Timeline of Britain's phone-hacking scandal

19th July 2011, Comments 0 comments

Rupert Murdoch, his son James and former News International chief executive Rebekah Brooks faced questions on Tuesday from British lawmakers over the News of the World phone-hacking scandal.

Here is a timeline of events so far in the crisis, which has been brewing for five years:


- August 8: Police arrest the News of the World's royal editor Clive Goodman and private detective Glenn Mulcaire over claims they intercepted mobile phone messages sent to members of the royal household.


- January 26: Goodman is jailed for four months and Mulcaire for six months after they plead guilty to hacking into the phones of royal aides.

Andy Coulson resigns as editor, saying he "deeply regrets" what happened but that he had known nothing about the practice. He takes a job as media chief for David Cameron's Conservative party months later.


- June 15: News Corp. bids £7.8 billion (8.6 billion euros, $12.5 billion) for the 60.9 percent of BSkyB that it does not already own.

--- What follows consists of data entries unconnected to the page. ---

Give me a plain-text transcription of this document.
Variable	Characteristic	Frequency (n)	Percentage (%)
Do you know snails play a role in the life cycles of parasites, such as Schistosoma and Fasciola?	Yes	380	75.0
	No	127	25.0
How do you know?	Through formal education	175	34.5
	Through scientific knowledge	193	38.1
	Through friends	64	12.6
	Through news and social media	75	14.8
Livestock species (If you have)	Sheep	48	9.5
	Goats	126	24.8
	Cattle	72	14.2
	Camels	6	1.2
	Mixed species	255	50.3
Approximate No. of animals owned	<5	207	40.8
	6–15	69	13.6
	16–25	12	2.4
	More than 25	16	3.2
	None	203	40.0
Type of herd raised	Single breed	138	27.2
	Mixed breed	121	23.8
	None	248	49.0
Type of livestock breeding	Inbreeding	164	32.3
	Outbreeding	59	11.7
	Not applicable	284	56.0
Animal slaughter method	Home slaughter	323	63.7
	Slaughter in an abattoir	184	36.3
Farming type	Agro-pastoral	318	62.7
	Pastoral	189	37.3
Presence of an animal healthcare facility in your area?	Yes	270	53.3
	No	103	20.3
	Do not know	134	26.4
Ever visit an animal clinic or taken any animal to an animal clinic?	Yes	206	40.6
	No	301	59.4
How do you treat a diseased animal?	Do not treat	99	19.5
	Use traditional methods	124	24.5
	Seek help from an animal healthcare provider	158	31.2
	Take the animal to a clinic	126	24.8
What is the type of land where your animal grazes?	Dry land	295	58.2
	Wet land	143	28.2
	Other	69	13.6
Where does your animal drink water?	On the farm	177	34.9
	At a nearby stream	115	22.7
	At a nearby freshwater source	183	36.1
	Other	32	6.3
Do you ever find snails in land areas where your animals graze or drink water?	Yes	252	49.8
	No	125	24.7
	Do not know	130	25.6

BSkyB rejects the 700-pence-per-share offer, saying it wants more than 800 pence.


- January 21, 2011: Coulson, now Downing Street communications director, quits over the phone-hacking row.

- January 26: Police launch a fresh inquiry after News International hands them "significant new information".

- April 5: Detectives arrest the News of the World's former news editor Ian Edmondson and chief reporter Neville Thurlbeck on suspicion of conspiring to intercept phone messages.

- June 21: News of the World pays Sky television football pundit Andy Gray £20,000 ($31,900, 22,000 euros) in damages and actress Sienna Miller £100,000 after admitting their phones were hacked.

- July 4: Reports emerge that murdered schoolgirl Milly Dowler had her phone hacked by Mulcaire after she went missing in 2002. Voicemails were deleted, giving police and her relatives false hope that she was alive.

- July 6: Prime Minister David Cameron announces a public inquiry into the scandal.

- July 7: News International announces the closure of the 168-year-old News of the World, with the loss of 200 jobs.

- July 10: The News of the World publishes its final edition under the headline: "Thank You and Goodbye". Murdoch flies to London to take personal charge of the scandal.

- July 13: News Corp. withdraws its bid for BSkyB.

- July 14: Murdoch and his son James say they will appear before British lawmakers to answer questions over the scandal, after earlier refusing to do so.

- July 15: Rebekah Brooks, head of Murdoch's British newspaper operation News International and editor of the News of the World at the time Dowler's phone was hacked, resigns.

- July 16: Murdoch uses adverts in Britain's major national newspapers to apologise for the News of the World's "serious wrongdoing."

- July 17: Metropolitan Police chief Paul Stephenson resigns over force's links to former News of the World deputy editor Neil Wallis.

Brooks is arrested and bailed on suspicion of phone hacking and corruption.

- July 18: Scotland Yard Assistant Commissioner John Yates, who refused in 2009 to reopen the police investigation into phone hacking, resigns.

Former News of the World reporter Sean Hoare, the first person to publicly alleged that Coulson knew about phone hacking when he edited the paper, is found dead in "unexplained circumstances".

- July 19: The Murdochs and Brooks testify to parliamentary media committee.